Theater and dance critics can’t own the subjects they cover, but a fashion critic can — at least imaginarily — by making a hits compilation as the clothes go by.

If fashion is a storytelling business, it should follow that runway shows are narratives.

Yet they can’t be. For starters, they lack a plot. True, designers can be relied upon to spiel about inspirations, travels or philosophies as a listener’s eyeballs roll back in his head. The truth is that most fashion shows are best consumed, as everything else now is, in fragments. They are elements of an ongoing internal scroll, as continuous, algorithmic and addictive as Instagram reels.

That, anyway, is how this critic began viewing the collections in Milan and Paris this season, with the result that the following is best thought of as a mixtape, not anchored to specific nationality or geography or context, random and in some sense impressionistic and probably also solipsistic in the way everything is fundamentally forced to be in an attention economy.
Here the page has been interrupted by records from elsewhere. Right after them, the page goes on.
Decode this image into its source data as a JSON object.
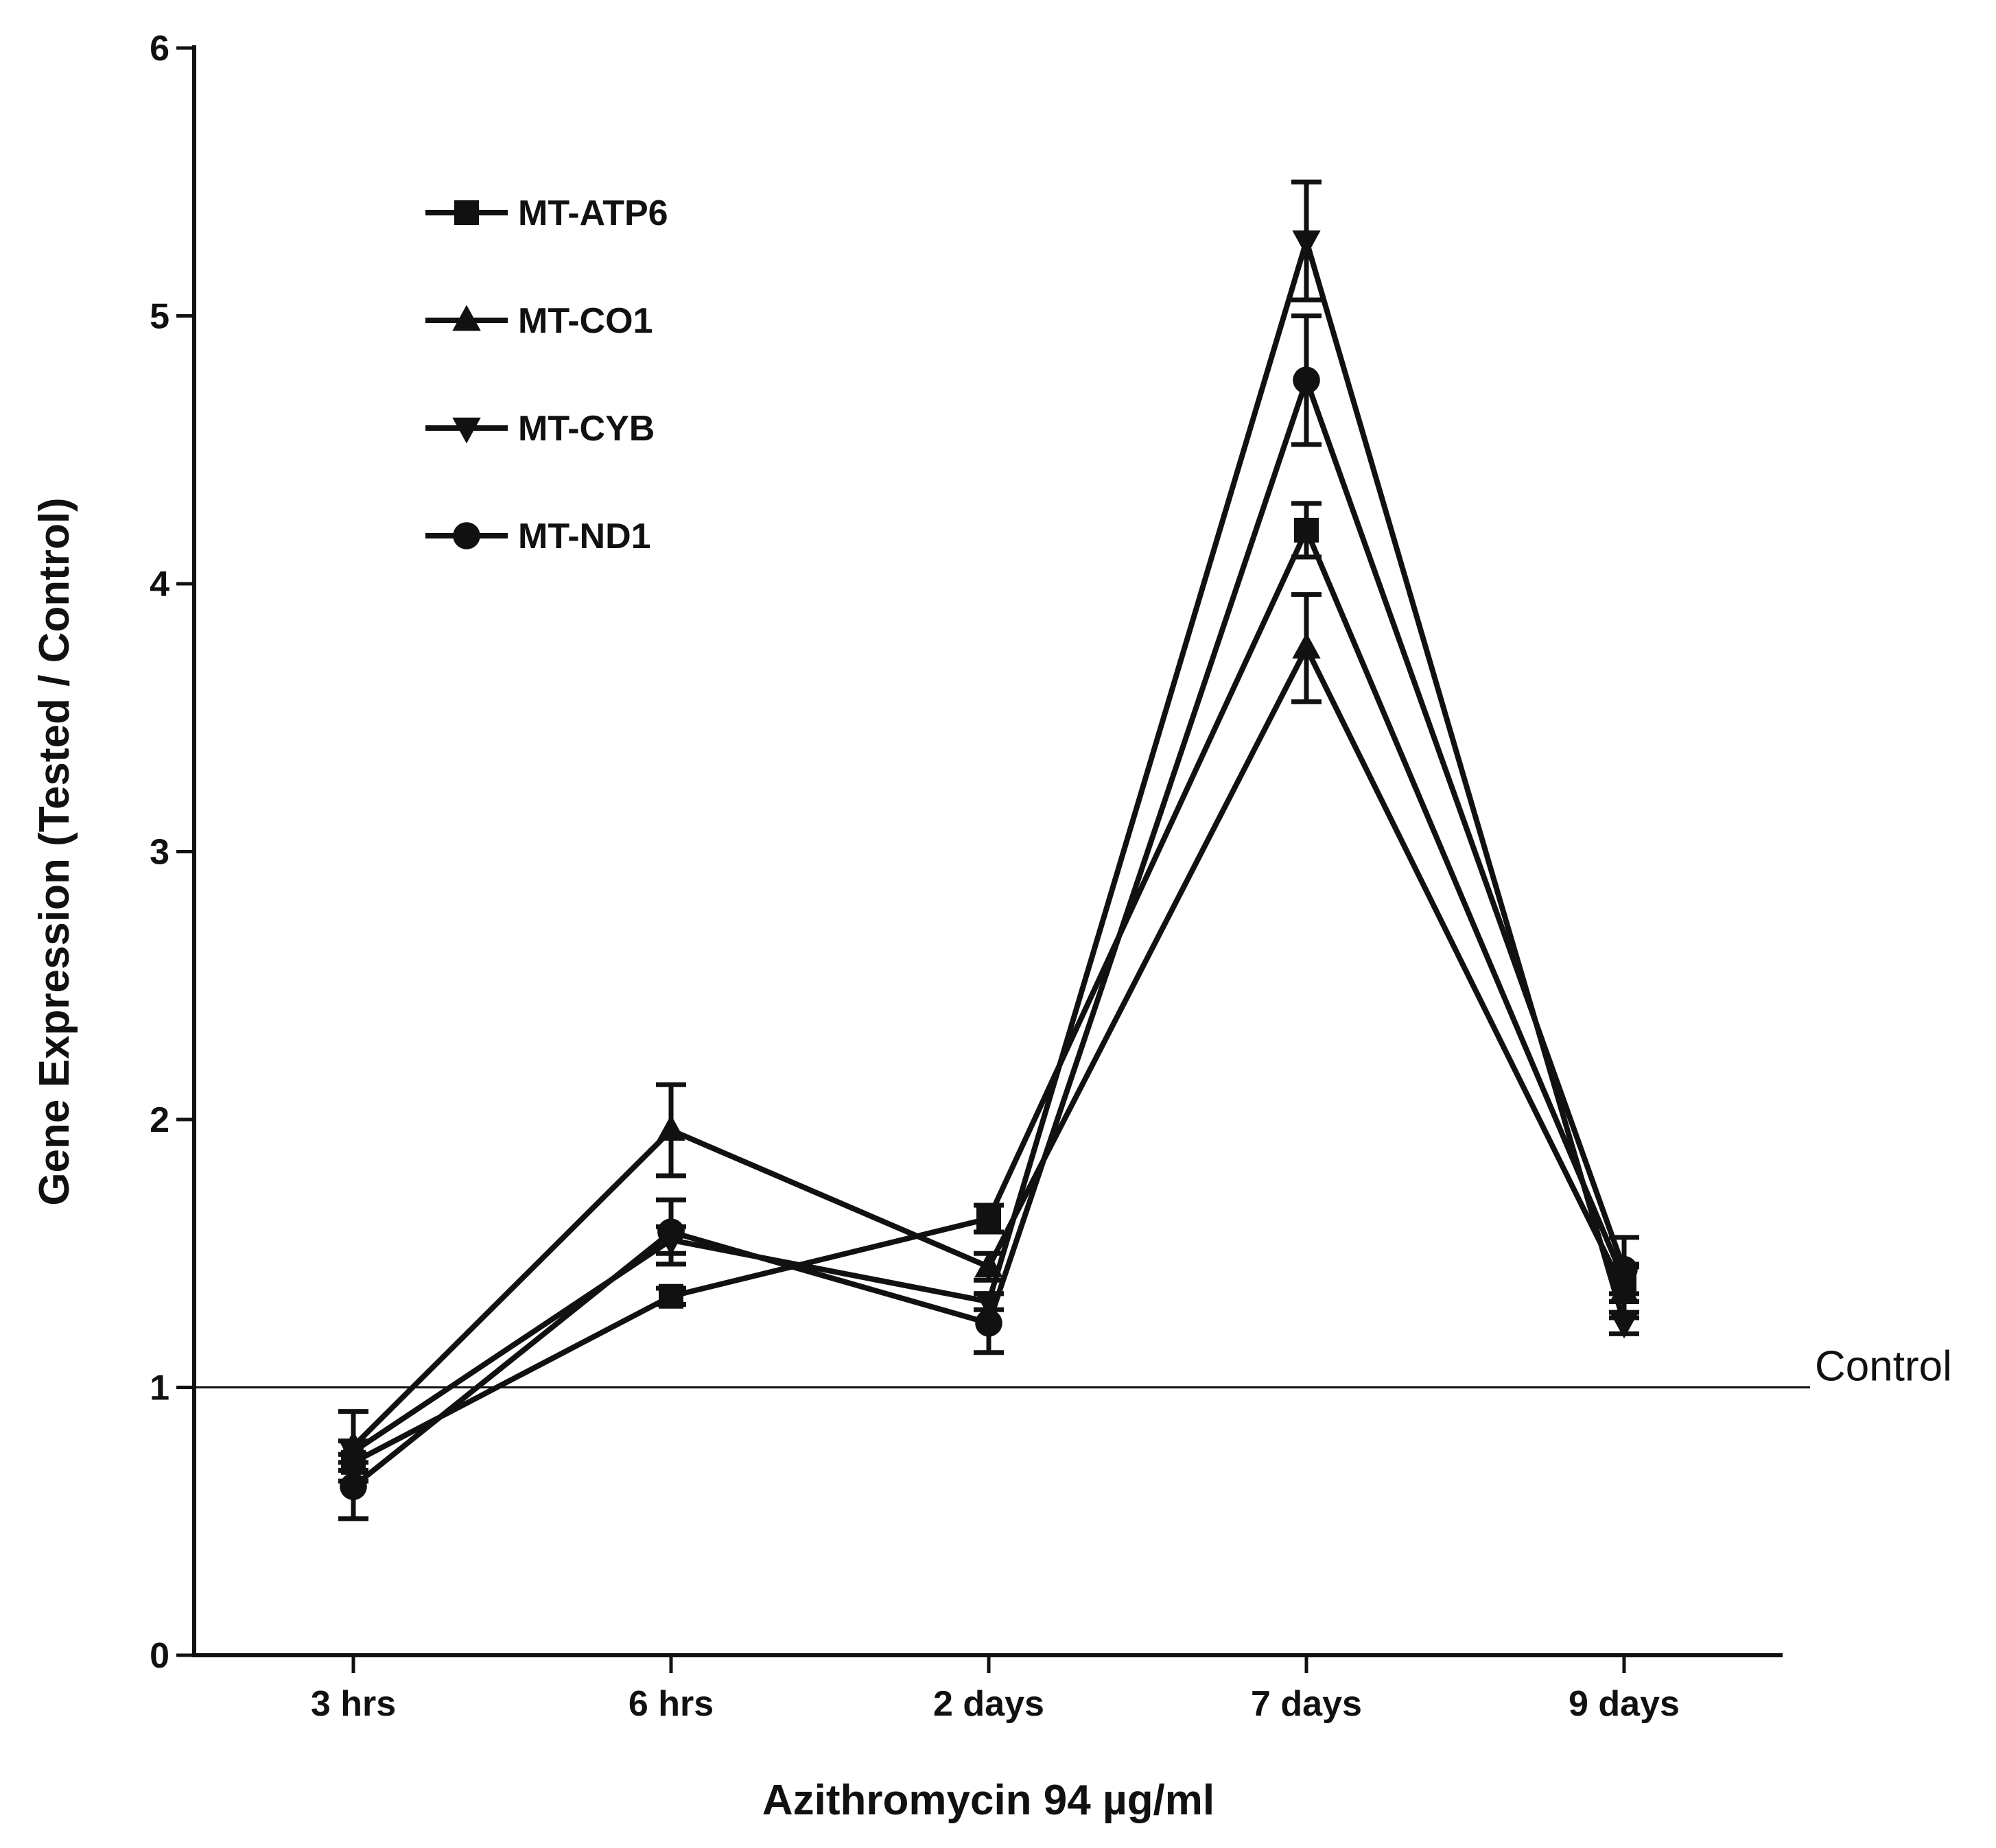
{
  "chart_data": {
    "type": "line",
    "title": "",
    "xlabel": "Azithromycin 94 µg/ml",
    "ylabel": "Gene Expression (Tested / Control)",
    "categories": [
      "3 hrs",
      "6 hrs",
      "2 days",
      "7 days",
      "9 days"
    ],
    "ylim": [
      0,
      6
    ],
    "yticks": [
      "0",
      "1",
      "2",
      "3",
      "4",
      "5",
      "6"
    ],
    "grid": false,
    "legend_position": "top-left",
    "reference_line": {
      "value": 1,
      "label": "Control"
    },
    "series": [
      {
        "name": "MT-ATP6",
        "marker": "square",
        "values": [
          0.72,
          1.34,
          1.63,
          4.2,
          1.4
        ],
        "errors": [
          0.03,
          0.03,
          0.05,
          0.1,
          0.05
        ]
      },
      {
        "name": "MT-CO1",
        "marker": "triangle-up",
        "values": [
          0.78,
          1.96,
          1.45,
          3.76,
          1.36
        ],
        "errors": [
          0.13,
          0.17,
          0.05,
          0.2,
          0.1
        ]
      },
      {
        "name": "MT-CYB",
        "marker": "triangle-down",
        "values": [
          0.76,
          1.55,
          1.32,
          5.28,
          1.24
        ],
        "errors": [
          0.04,
          0.05,
          0.03,
          0.22,
          0.04
        ]
      },
      {
        "name": "MT-ND1",
        "marker": "circle",
        "values": [
          0.63,
          1.58,
          1.24,
          4.76,
          1.44
        ],
        "errors": [
          0.12,
          0.12,
          0.11,
          0.24,
          0.12
        ]
      }
    ]
  }
}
Take Hermès. The designer Véronique Nichanian is anything but a household name, probably not even among those in the economic stratosphere this label was created to serve. So what? She’s as consistently fine as — and in many ways better than — other fixtures in the pantheon of men’s wear, people like Giorgio Armani or Helmut Lang. There is a reason you don’t know her.

“We don’t do marketing,” Axel Dumas, the Hermès chief executive, said at the company’s show. “We don’t even have a marketing department.”

Véronique Nichanian’s jaunty looks for Hermès whispered quiet luxury. Vianney Le Caer/Invision, via Associated Press

Why bother when you are producing jaunty collections for those people whose own initials are enough, as the old Bottega Veneta tagline once held. So-called quiet luxury generally tends to make a racket. Ms. Nichanian’s is a muffled version and whispers wealth.